Control Techniques Guidelines: While the NSPS addresses new or modified sources, the CTGs provide guidance to states for reducing VOC emissions from existing equipment and processes in the oil and natural gas industry.
- CTGs are not binding regulations, but can lead to state rules. CTGs do not impose legal requirements, but provide recommendations to state and local air agencies on establishing reasonably available control technology (RACT) for reducing emissions from covered processes and equipment. Moreover, in general, for ozone nonattainment areas and states in ozone transport regions, the Act requires state implementation plans (SIPs) to include RACT for each category of VOC sources covered by an EPA CTG document until the area reaches attainment.
- Based on EPA’s 2012 NSPS and latest proposal. The draft CTGs provide recommendations for storage tanks, pneumatic controllers and pumps, centrifugal and reciprocating compressors, equipment leaks from natural gas processing plants and other potential sources of fugitive emissions. The recommendations are similar to the 2012 NSPS, as well as EPA’s new proposal. While the CTGs refer to VOCs, EPA’s goal to address methane is clear, as the agency acknowledges that it based most of the VOC emission estimates presented in the CTGs on available methane emissions data.
The Definition of “Adjacent” for Aggregation: EPA is proposing to change how it aggregates upstream and midstream onshore oil and gas emission points for NSR and Title V permitting.
- EPA’s preferred option relies on “proximity.” For multiple emission points to be “aggregated” into a single “stationary source” or “major source,” they must be “contiguous or adjacent.” EPA previously had interpreted “adjacent” to include emission points that were “functionally interrelated,” even if several miles apart. The Sixth Circuit rejected that interpretation, holding “adjacent” could only mean physical proximity. EPA has now proposed as its “preferred option” to interpret “adjacent” to mean physical proximity, requiring emission points to be located on sites within one-quarter mile of each other before they can be aggregated. EPA requests comment on whether to use a different distance.
- “Functional Interrelatedness” test is still on the table.
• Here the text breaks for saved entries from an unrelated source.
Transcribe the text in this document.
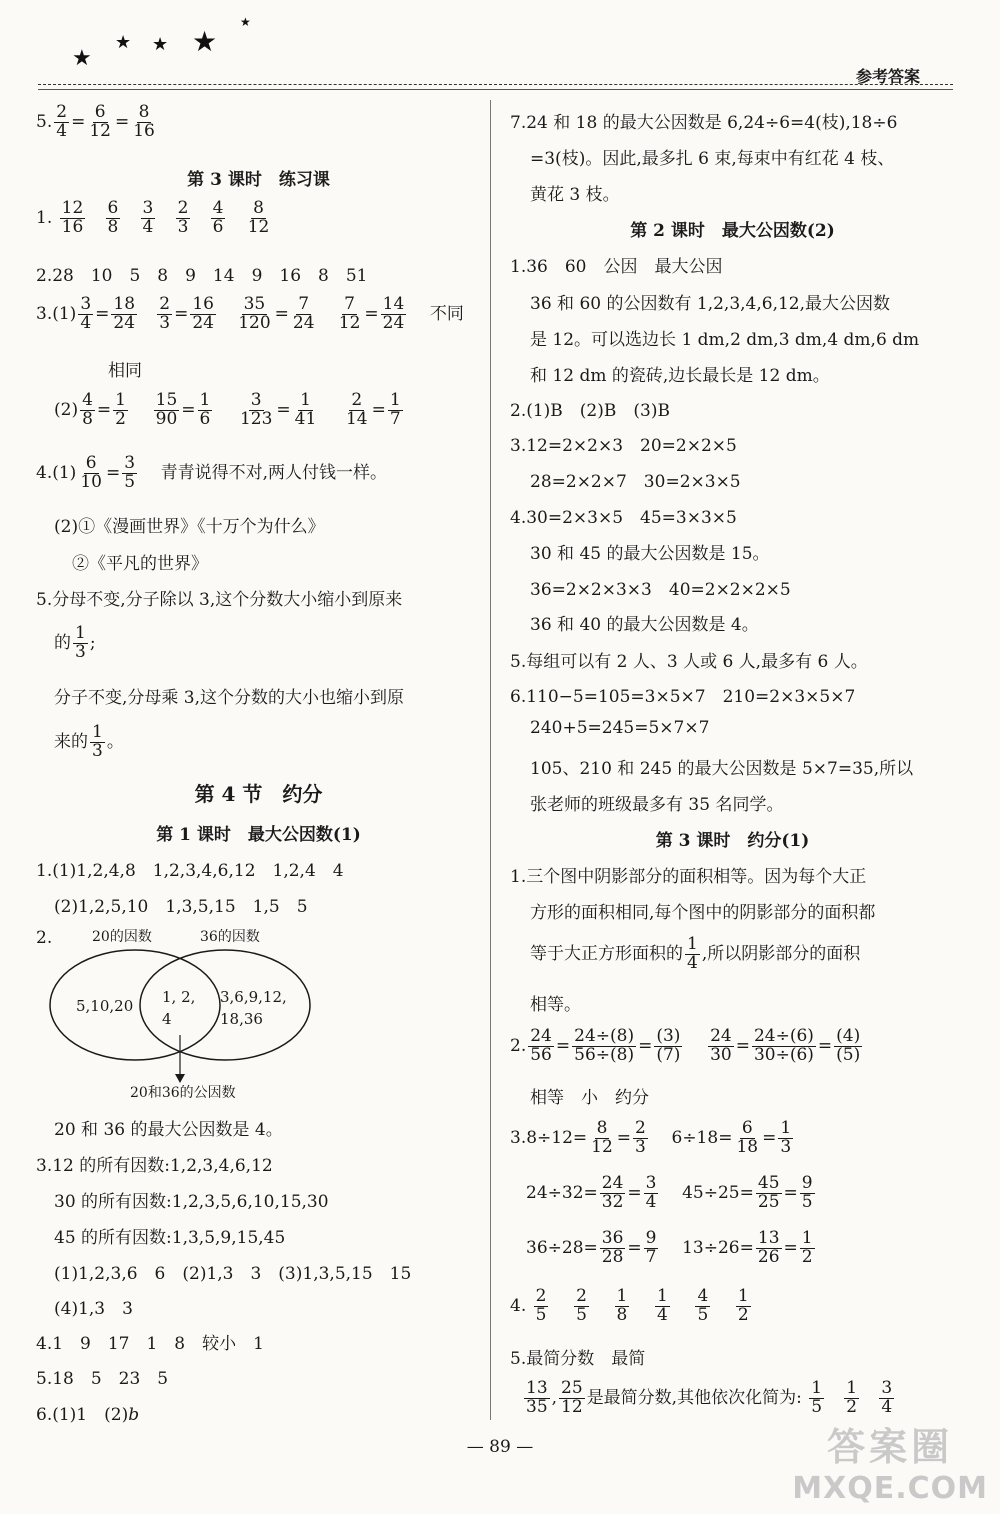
★
★ ★ ★
★
参考答案
5. $\frac{2}{4} = \frac{6}{12} = \frac{8}{16}$
第 3 课时　练习课
1. $\frac{12}{16}$
$\frac{6}{8}$
$\frac{3}{4}$
$\frac{2}{3}$
$\frac{4}{6}$
$\frac{8}{12}$
2.28　10　5　8　9　14　9　16　8　51
$3.(1) \frac{3}{4} = \frac{18}{24}$
$\frac{2}{3} = \frac{16}{24}$
$\frac{35}{120} = \frac{7}{24}$
$\frac{7}{12} = \frac{14}{24}$ 不同
相同
$(2) \frac{4}{8} = \frac{1}{2}$
$\frac{15}{90} = \frac{1}{6}$
$\frac{3}{123} = \frac{1}{41}$
$\frac{2}{14} = \frac{1}{7}$
$4.(1) \frac{6}{10} = \frac{3}{5}$ 青青说得不对,两人付钱一样。
(2)①《漫画世界》《十万个为什么》
②《平凡的世界》
5.分母不变,分子除以 3,这个分数大小缩小到原来
的 $\frac{1}{3}$ ;
分子不变,分母乘 3,这个分数的大小也缩小到原
来的 $\frac{1}{3}$ 。
第 4 节　约分
第 1 课时　最大公因数(1)
1.(1)1,2,4,8　1,2,3,4,6,12　1,2,4　4
(2)1,2,5,10　1,3,5,15　1,5　5
2.	20的因数	36的因数
5,10,20 1, 2,
4
3,6,9,12,
18,36
20和36的公因数
20 和 36 的最大公因数是 4。
3.12 的所有因数:1,2,3,4,6,12
30 的所有因数:1,2,3,5,6,10,15,30
45 的所有因数:1,3,5,9,15,45
(1)1,2,3,6　6　(2)1,3　3　(3)1,3,5,15　15
(4)1,3　3
4.1　9　17　1　8　较小　1
5.18　5　23　5
6.(1)1　(2)b
7.24 和 18 的最大公因数是 6,24÷6=4(枝),18÷6
=3(枝)。因此,最多扎 6 束,每束中有红花 4 枝、
黄花 3 枝。
第 2 课时　最大公因数(2)
1.36　60　公因　最大公因
36 和 60 的公因数有 1,2,3,4,6,12,最大公因数
是 12。可以选边长 1 dm,2 dm,3 dm,4 dm,6 dm
和 12 dm 的瓷砖,边长最长是 12 dm。
2.(1)B　(2)B　(3)B
3.12=2×2×3　20=2×2×5
28=2×2×7　30=2×3×5
4.30=2×3×5　45=3×3×5
30 和 45 的最大公因数是 15。
36=2×2×3×3　40=2×2×2×5
36 和 40 的最大公因数是 4。
5.每组可以有 2 人、3 人或 6 人,最多有 6 人。
6.110−5=105=3×5×7　210=2×3×5×7
240+5=245=5×7×7
105、210 和 245 的最大公因数是 5×7=35,所以
张老师的班级最多有 35 名同学。
第 3 课时　约分(1)
1.三个图中阴影部分的面积相等。因为每个大正
方形的面积相同,每个图中的阴影部分的面积都
等于大正方形面积的 $\frac{1}{4}$ ,所以阴影部分的面积
相等。
2. $\frac{24}{56} = \frac{24\div(8)}{56\div(8)} = \frac{(3)}{(7)}$
$\frac{24}{30} = \frac{24\div(6)}{30\div(6)} = \frac{(4)}{(5)}$
相等　小　约分
$3.8\div 12= \frac{8}{12} = \frac{2}{3} 6\div 18= \frac{6}{18} = \frac{1}{3}$
$24\div 32= \frac{24}{32} = \frac{3}{4} 45\div 25= \frac{45}{25} = \frac{9}{5}$
$36\div 28= \frac{36}{28} = \frac{9}{7} 13\div 26= \frac{13}{26} = \frac{1}{2}$
4. $\frac{2}{5}$
$\frac{2}{5}$
$\frac{1}{8}$
$\frac{1}{4}$
$\frac{4}{5}$
$\frac{1}{2}$
5.最简分数　最简
$\frac{13}{35}$ , $\frac{25}{12}$ 是最简分数,其他依次化简为: $\frac{1}{5}$
$\frac{1}{2}$
$\frac{3}{4}$
— 89 —	答案圈
MXQE.COM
EPA is also soliciting comments on whether to reinstate the “functional interrelatedness” test by amending its regulatory definitions of “stationary source” and “major source.” The proposal states that factors that could contribute to a finding that emission points are “functionally interrelated” could include a connection by pipeline, the delivery of product from one emission point to another via train or truck or whether one type of emission point could operate when the other is not. The proposed rule also solicits comments on various additional factors that a permitting agency could use to determine that emission points are functionally interrelated.